BRUSSELS (Reuters) - Online and electronics retailers will find out on Thursday whether European Union antitrust regulators plan to take any action after a year-long investigation into restrictions on cross-border online sales within the bloc.
The so-called e-commerce sector inquiry is part of the European Commission’s campaign to overhaul the 28-country bloc’s digital market in a bid to boost growth and catch up with the United States and Asia.
Initial findings released in March showed that geoblocking, where retailers prevent online shoppers in some countries buying cheaper products or services abroad, is widespread, due in part to agreements between retailers and content providers.
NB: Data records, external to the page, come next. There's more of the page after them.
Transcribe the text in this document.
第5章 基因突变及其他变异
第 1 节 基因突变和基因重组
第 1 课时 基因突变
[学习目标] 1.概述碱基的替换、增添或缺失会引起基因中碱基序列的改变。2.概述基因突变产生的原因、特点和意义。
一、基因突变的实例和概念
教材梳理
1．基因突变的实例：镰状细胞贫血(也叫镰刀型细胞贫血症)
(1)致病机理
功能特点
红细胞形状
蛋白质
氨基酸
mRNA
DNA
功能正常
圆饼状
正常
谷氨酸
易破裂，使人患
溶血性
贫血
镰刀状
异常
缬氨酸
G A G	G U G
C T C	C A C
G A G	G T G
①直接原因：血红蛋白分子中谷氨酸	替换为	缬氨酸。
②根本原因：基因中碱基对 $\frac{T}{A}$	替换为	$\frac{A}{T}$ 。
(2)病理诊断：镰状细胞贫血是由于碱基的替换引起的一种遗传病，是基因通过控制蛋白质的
European Competition Commissioner Margrethe Vestager is expected to hold a news conference on the topic at about 1300 GMT in Paris, spokesman Ricardo Cardoso said in an email.
Building on the March findings, the EU antitrust enforcer will provide details of possible anti-competitive agreements, which could lay the groundwork for cases against some retailers. A final report is due in the first quarter of 2017.
EU antitrust scrutiny of the pharmaceutical, energy and financial services industries over the past decade prompted investigations into companies in all three sectors.
While about half of EU consumers shopped online in 2014, only 15 percent of them bought a product from another EU country because of language barriers, different laws as well as anti-competitive behavior, according to Commission data.